“我有因果咒术,你们是逃不了的,”叶凝眼睛微眯,手上一动,纪渊就脸色忽变,手腕上的血痕开始蔓延。
若是蔓延到心脏,恐怕会危及性命!
这大概就是叶凝为何有恃无恐的缘故,不过她也不敢赌,那位太上长老太邪门了,若是让他把这两人带走,指不定有什么法子能解除她的咒术。

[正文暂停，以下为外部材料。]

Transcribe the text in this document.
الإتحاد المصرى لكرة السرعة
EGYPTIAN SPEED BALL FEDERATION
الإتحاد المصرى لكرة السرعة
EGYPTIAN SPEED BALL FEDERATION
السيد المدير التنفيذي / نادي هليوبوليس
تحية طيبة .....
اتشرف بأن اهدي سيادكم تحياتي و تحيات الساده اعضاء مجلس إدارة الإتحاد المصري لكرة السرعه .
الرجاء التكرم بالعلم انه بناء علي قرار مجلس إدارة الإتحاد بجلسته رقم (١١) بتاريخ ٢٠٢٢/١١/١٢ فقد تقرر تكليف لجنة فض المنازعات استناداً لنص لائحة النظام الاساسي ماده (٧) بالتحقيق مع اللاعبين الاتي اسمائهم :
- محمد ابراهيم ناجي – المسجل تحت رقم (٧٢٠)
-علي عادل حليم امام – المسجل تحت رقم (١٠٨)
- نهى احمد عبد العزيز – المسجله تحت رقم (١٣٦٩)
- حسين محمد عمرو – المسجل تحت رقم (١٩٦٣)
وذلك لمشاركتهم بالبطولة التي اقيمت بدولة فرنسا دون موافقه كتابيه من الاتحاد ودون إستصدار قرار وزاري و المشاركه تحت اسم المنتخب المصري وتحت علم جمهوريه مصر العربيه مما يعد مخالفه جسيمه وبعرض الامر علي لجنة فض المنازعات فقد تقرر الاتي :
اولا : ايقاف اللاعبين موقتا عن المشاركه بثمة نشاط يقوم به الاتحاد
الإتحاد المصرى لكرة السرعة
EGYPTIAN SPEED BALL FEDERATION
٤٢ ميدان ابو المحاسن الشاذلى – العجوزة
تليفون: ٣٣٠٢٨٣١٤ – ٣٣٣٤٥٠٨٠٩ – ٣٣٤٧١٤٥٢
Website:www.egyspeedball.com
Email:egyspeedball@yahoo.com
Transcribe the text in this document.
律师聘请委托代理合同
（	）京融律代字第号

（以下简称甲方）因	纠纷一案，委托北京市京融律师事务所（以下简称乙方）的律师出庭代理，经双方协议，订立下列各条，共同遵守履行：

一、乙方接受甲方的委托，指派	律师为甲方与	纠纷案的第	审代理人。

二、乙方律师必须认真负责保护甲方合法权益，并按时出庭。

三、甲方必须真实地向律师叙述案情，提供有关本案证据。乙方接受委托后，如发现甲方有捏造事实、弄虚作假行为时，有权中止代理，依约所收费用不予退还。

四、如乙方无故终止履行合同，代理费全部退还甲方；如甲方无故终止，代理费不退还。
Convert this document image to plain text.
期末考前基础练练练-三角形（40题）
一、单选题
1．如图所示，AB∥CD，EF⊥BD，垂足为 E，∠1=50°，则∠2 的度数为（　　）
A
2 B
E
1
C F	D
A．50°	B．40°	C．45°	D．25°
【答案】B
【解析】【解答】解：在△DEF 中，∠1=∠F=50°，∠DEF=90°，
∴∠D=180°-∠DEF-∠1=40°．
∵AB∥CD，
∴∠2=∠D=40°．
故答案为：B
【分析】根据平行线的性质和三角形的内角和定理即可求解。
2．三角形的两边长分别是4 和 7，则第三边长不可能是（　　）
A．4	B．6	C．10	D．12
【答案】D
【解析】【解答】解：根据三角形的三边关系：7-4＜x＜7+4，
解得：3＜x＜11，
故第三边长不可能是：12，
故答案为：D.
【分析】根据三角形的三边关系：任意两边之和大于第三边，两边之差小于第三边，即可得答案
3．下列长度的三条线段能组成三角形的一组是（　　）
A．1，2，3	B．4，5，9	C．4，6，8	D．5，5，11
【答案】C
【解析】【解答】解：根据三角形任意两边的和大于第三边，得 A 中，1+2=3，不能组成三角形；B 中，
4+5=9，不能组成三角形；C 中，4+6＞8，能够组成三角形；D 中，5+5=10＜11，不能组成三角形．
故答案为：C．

纪渊的表情一阵扭曲,他另一只手捏着腰间的玉佩,现在大概就是到了万不得已的地步了。
他和师兄绝对不可以在这里出事!
虽然和大师兄死在一起,也是挺不错的……
“大师兄,你……”纪渊刚回过神来,就发现叶浮白不知何时站在了他的身边,掐住他的手腕。
纪渊眼睁睁地看着叶浮白蹲了下来,嘴唇贴上了他的手腕,下一刻,一阵刺痛,大师兄咬破了他的手腕。
“叶浮白!你在做什么!”叶凝这一次急了,地上的血肉又开始蠕动,试图凝结成一个血人。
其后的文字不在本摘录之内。